Hi @GemmaTuron, I tested on the CLI but I received errors, retesting again. It worked without issues on colab. I would provide a more detailed update once I conclude testing with the CLI.
@pauline-banye thanks, please do check what I mentioned to carolina in the above messages before testing again
@carcablop I've identified the problem. You might have, as I did, old
eos-bentoml-0.11.0...
conda environments. If you delete these and fetch again, the issue is solved
Hello @GemmaTuron I made the suggested changes, besides cleaning my entire ubuntu system, removing the conda environments I wasn't using and removing the previously tested models, and finally removing the forks of the already built-in models. The model eos935d fetch successfully on CLI. log_fetch_eos935d.txt
Thank you :).
Hi @GemmaTuron , I pulled the latest changes from Ersilia , deleted the bentoml environments and tested the model again.
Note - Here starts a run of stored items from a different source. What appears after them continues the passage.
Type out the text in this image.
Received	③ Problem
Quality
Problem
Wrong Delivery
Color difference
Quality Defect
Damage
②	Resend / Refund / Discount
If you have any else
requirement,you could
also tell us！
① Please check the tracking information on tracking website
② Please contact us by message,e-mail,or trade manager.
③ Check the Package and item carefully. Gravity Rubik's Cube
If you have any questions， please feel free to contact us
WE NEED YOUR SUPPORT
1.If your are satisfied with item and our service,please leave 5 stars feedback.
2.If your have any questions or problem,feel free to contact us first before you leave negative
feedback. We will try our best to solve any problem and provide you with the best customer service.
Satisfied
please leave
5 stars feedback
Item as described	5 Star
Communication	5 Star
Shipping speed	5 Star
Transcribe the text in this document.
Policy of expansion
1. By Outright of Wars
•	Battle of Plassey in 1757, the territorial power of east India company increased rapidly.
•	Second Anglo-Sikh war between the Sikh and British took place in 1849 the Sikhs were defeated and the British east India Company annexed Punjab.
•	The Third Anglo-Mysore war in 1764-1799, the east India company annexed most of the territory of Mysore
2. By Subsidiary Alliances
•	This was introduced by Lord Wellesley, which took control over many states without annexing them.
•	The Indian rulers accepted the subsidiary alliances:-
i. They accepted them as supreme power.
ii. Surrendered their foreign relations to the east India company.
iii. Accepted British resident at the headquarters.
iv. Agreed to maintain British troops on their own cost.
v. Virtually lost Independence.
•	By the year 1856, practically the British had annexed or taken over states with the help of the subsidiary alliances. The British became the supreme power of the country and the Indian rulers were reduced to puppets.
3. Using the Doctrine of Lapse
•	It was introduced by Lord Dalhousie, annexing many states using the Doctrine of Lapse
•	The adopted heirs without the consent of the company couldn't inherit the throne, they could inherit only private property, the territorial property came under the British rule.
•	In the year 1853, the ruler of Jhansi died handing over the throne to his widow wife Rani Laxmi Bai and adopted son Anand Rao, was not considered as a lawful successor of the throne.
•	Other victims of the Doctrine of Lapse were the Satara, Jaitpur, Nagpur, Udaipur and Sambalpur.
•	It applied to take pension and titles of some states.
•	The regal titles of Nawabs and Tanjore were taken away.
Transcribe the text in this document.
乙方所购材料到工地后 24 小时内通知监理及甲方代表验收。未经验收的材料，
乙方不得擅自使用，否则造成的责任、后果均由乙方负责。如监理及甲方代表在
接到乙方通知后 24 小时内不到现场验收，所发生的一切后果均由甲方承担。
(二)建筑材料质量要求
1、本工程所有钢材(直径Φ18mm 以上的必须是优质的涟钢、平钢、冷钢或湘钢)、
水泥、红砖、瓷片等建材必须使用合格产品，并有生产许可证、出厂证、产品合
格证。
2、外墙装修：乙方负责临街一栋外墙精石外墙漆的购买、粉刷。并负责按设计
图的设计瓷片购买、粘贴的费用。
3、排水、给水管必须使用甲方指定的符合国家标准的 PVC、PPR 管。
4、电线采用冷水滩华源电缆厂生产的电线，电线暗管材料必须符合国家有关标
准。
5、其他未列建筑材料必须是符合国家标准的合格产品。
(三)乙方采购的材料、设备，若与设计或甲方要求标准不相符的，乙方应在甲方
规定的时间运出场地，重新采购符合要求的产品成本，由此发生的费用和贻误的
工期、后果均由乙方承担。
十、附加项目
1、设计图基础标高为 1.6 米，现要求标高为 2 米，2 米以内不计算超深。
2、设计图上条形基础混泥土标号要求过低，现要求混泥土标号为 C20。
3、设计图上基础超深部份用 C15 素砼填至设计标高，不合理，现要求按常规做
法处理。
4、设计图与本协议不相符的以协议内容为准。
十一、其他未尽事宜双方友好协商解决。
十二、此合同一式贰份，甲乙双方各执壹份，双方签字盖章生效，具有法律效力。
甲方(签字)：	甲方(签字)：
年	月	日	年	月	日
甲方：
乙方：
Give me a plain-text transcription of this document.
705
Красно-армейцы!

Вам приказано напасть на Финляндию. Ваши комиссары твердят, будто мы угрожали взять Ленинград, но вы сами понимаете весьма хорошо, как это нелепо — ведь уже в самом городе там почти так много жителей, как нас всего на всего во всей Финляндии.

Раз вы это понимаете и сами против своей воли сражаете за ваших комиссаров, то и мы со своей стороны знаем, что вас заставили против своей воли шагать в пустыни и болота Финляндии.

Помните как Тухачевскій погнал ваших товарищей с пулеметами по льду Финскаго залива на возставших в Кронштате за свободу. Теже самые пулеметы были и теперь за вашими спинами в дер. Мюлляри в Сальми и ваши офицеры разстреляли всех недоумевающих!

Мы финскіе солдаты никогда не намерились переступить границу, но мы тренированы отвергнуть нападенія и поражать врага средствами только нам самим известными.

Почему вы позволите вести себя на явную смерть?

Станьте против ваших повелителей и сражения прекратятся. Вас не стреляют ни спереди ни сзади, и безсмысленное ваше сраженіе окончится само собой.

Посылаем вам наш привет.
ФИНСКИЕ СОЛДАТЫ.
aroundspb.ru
thanks @pauline-banye and @carcablop !
I'll mark this as completed!
Hi Gemma. I removed all my other conda environments, but still received the same error as before.
I notice that I have the environments listed in my conda environments that I did not remove.
eosbase-bentoml-0.11.0-py37 /opt/miniconda3/envs/eosbase-bentoml-0.11.0-py37 eosbase-bentoml-0.11.0-py38 /opt/miniconda3/envs/eosbase-bentoml-0.11.0-py38
I tried removing these using conda remove -n eosbase-bentoml-0.11.0-py37, but it gave me errors (I think I have to remove them as packages...?). I will try troubleshooting some more.
Hello @karthikjetty Karthik,
The environments need to be removed as conda environments, which errors did it give you? Let's move this conversation to the internship channel in slack since this issue is closed and the model is working, this is definitely an issue in your system in particular. Please post there your issues with these environments.
Hello @GemmaTuron ,
I did the envs cleaning as you mentioned and reinstalled ersilia too in my system with creating a new conda environment. I still got the same error with bentoml issue. I manually updated the bentoml version to 1.0.13, but it produces the following error now. eos935d.log
Test the model using a single smiles and a .csv file with a few of them to check that it works.